Наконец они заговорили, и фразы, бурные, незаконченные, хлынули, словно прорвало плотину. Они волновались, перебивали друг друга, спешили, стремясь наверстать упущенное.
Не говорили только о самом важном.
Ни тогда, ни позднее.
Мой отец не рассказывал ей о том, что в концлагере Берген-Бельзен он три месяца сжигал трупы.
Как он мог рассказать об источаемом горой трупов смраде, от которого слезились глаза и першило в горле? Можно ли было глаголами и эпитетами описать этот страшный труд? Описать, как из рук то и дело выскальзывали покрытые коростой конечности и с глухим стуком падали обратно на окоченевшие тела?
А Лили была не в состоянии рассказать ему о дне своего освобождения.
Почти полдня потребовалось ей, чтобы доползти от барака до каптерки – стометровое расстояние она одолела за девять часов. Солнце нещадно жгло ее обнаженное тело. Немцы уже разбежались. Лили запомнился только такой момент: под вечер она сидит, прислонившись спиной к стене, в немецком кителе и купает лицо в лучах солнца.
Но как оказался на ней этот офицерский китель, она не знала.
Мой отец не мог, не в состоянии был рассказать ей, что перед тем, как его перевели на сжигание трупов, он был санитаром в тифозном бараке. В семнадцатом, самом страшном блоке их лагеря он раздавал полумертвым людям баланду и хлеб. На рукаве у него была повязка с надписью
Лили ни слова не говорила ему – ни тогда, ни позднее – о двенадцати днях, проведенных в товарном вагоне на пути в Германию. Могла ли она рассказать о том, как на седьмой день обнаружила, что можно слизывать иней, намерзший за ночь на стенку вагона? Ее мучила жажда, безумная жажда! И покуда она лизала стенку вагона, рядом с нею двадцатый час кряду визжала Терка Косарик. Терке, быть может, еще повезло. Потому что Терка Косарик к тому времени лишилась рассудка.

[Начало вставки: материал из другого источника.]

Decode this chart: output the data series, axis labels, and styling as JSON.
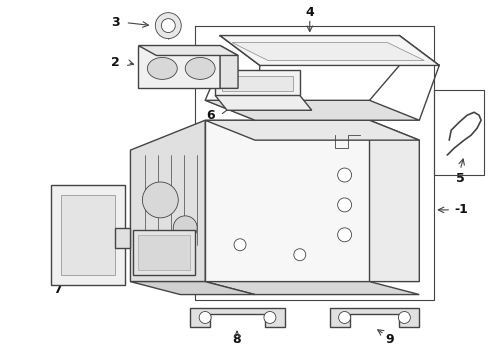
{
  "background_color": "#ffffff",
  "line_color": "#444444",
  "text_color": "#111111",
  "fig_width": 4.89,
  "fig_height": 3.6,
  "dpi": 100
}
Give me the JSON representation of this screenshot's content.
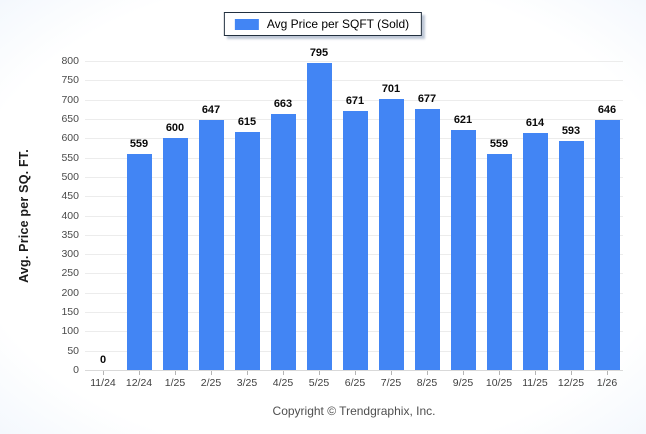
{
  "legend": {
    "label": "Avg Price per SQFT (Sold)",
    "swatch_color": "#4285f4"
  },
  "footer": {
    "copyright_text": "Copyright © Trendgraphix, Inc."
  },
  "colors": {
    "bar": "#4285f4",
    "gridline": "#ececec",
    "baseline": "#d9d9d9",
    "axis_text": "#3f3f3f",
    "value_label": "#0a0a0a"
  },
  "chart_data": {
    "type": "bar",
    "title": "",
    "xlabel": "",
    "ylabel": "Avg. Price per SQ. FT.",
    "categories": [
      "11/24",
      "12/24",
      "1/25",
      "2/25",
      "3/25",
      "4/25",
      "5/25",
      "6/25",
      "7/25",
      "8/25",
      "9/25",
      "10/25",
      "11/25",
      "12/25",
      "1/26"
    ],
    "series": [
      {
        "name": "Avg Price per SQFT (Sold)",
        "values": [
          0,
          559,
          600,
          647,
          615,
          663,
          795,
          671,
          701,
          677,
          621,
          559,
          614,
          593,
          646
        ]
      }
    ],
    "ylim": [
      0,
      800
    ],
    "ytick_step": 50,
    "grid": true,
    "legend_position": "top-center",
    "bar_color": "#4285f4"
  }
}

Мой отец не рассказывал про убийственный мордобой в городской больнице Бергена. Он весил тогда двадцать девять кило, в грузовик его отнесли на руках. И потом он несколько недель провел на больничной койке. Дородная немецкая медсестра трижды в день, подняв его легкое будто перышко тело, вливала в него литр рыбьего жира. Рядом с ним лежал польский еврей стоматолог. Ему было уже тридцать пять, он говорил на нескольких языках, знал, кто такие Бергсон, Эйнштейн и Фрейд. И вот через полтора месяца после освобождения лагеря этот врач за полкило сливочного масла до полусмерти избил более несчастного, чем он, француза. Нет, об этом мой отец не рассказывал.